Resultados remontables
Griñán basa su confianza en la inteligencia de los andaluces. Los socialistas manejan datos que indican que, mientras la victoria del PP en el resto de España ha sido un tsunami azul, en Andalucía solo ha significado un seísmo posible de controlar. El PSOE andaluz sabe que si a ese 8,6 por ciento -una vez escrutados el voto fiel inmigrante- se le añade una parte del voto enfadado que se quedó en casa el día 20-N, Arenas vuelve a Madrid y a Andalucía a su senda de progreso.

30 años después
Hay partido y desde la calle “San Vicente”, se confía en el pueblo andaluz, en su capacidad de raciocinio y en la inteligencia a la hora de valorar lo realizado desde 1982 hasta ahora.
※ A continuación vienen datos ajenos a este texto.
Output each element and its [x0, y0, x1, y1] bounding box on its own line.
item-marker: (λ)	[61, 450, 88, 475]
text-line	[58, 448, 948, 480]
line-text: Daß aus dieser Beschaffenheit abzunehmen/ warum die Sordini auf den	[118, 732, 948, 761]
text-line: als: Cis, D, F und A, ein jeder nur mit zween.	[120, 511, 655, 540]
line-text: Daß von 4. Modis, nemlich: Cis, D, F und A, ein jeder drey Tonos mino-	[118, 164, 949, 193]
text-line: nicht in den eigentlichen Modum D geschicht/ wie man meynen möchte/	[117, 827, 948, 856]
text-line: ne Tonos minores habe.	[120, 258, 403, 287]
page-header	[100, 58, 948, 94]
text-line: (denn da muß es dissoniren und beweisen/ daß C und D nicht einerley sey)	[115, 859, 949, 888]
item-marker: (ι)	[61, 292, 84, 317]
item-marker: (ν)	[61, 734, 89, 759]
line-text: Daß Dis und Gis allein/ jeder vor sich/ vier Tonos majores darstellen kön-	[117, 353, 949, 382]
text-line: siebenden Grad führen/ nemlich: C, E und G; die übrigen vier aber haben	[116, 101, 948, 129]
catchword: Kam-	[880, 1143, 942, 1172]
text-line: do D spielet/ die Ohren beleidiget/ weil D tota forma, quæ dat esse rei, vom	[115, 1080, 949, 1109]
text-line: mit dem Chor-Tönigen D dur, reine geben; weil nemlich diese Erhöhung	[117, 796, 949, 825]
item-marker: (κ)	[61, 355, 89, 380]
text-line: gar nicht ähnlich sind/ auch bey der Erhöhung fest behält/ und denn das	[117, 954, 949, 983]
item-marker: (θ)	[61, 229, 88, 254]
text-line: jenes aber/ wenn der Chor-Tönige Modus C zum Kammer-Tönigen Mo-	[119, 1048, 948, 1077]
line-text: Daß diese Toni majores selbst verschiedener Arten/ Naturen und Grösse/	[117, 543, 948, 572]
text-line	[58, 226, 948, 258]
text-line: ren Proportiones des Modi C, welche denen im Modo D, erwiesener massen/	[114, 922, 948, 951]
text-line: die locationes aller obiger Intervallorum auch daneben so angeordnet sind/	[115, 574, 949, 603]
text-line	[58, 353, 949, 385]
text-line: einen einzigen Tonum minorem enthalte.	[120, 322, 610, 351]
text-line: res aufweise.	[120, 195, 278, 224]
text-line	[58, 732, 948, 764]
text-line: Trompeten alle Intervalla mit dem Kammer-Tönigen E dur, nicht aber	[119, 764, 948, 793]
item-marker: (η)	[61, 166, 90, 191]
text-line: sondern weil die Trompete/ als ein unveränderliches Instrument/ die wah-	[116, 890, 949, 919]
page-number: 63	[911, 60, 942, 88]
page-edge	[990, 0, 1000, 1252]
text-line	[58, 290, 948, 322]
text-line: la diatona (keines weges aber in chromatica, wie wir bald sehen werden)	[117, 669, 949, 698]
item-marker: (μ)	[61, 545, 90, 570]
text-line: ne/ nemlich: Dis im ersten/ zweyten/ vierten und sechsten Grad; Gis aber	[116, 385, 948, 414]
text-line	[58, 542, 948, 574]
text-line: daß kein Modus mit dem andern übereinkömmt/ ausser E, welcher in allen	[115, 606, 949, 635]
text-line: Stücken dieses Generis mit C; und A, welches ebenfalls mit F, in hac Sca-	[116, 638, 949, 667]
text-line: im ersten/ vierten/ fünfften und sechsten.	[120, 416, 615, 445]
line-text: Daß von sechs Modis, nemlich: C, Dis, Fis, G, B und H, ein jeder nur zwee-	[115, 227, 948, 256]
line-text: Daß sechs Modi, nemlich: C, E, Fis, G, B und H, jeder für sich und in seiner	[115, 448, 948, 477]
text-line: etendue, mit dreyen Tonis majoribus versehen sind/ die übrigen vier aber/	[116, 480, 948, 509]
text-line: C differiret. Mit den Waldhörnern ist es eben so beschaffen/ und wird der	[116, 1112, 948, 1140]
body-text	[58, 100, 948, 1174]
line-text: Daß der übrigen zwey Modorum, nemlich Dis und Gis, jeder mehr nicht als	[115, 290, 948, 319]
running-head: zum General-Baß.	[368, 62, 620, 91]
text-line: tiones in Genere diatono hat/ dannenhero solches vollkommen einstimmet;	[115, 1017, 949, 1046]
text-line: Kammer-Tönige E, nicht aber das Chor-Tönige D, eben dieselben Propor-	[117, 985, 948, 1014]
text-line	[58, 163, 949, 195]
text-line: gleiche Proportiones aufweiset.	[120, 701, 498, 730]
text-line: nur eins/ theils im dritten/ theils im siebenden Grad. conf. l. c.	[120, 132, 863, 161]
Se espera un nuevo 28 de febrero de 1982, en el que los ciudadanos digan no al derrumbe del Estado de Bienestar que tanto ha costado construir y se nieguen a que el camino de avances se torne de recortes y políticas antisociales.

Isla roja en mar azul
Mantienen la esperanza  de que, ganadas las elecciones, Andalucía, como una isla socialdemócrata en un mar azul, sea ejemplo para el resto de España y haga ver a los ciudadanos españoles que “otra política es posible” fuera de los recortes y los ajustes antisociales. Andalucía puede convertirse en el faro que ilumine a millones de defraudados por la acción negativa de las inminente políticas conservadoras.

Igual que dijeron “no” al pernicioso consejo de Lauren Postigo de “Andaluz, este no es tu referéndum”, ahora se confía en que el pueblo andaluz diga “Arenas, este no es tu sitio”. En Andalucía sí hay partido y remontar es posible.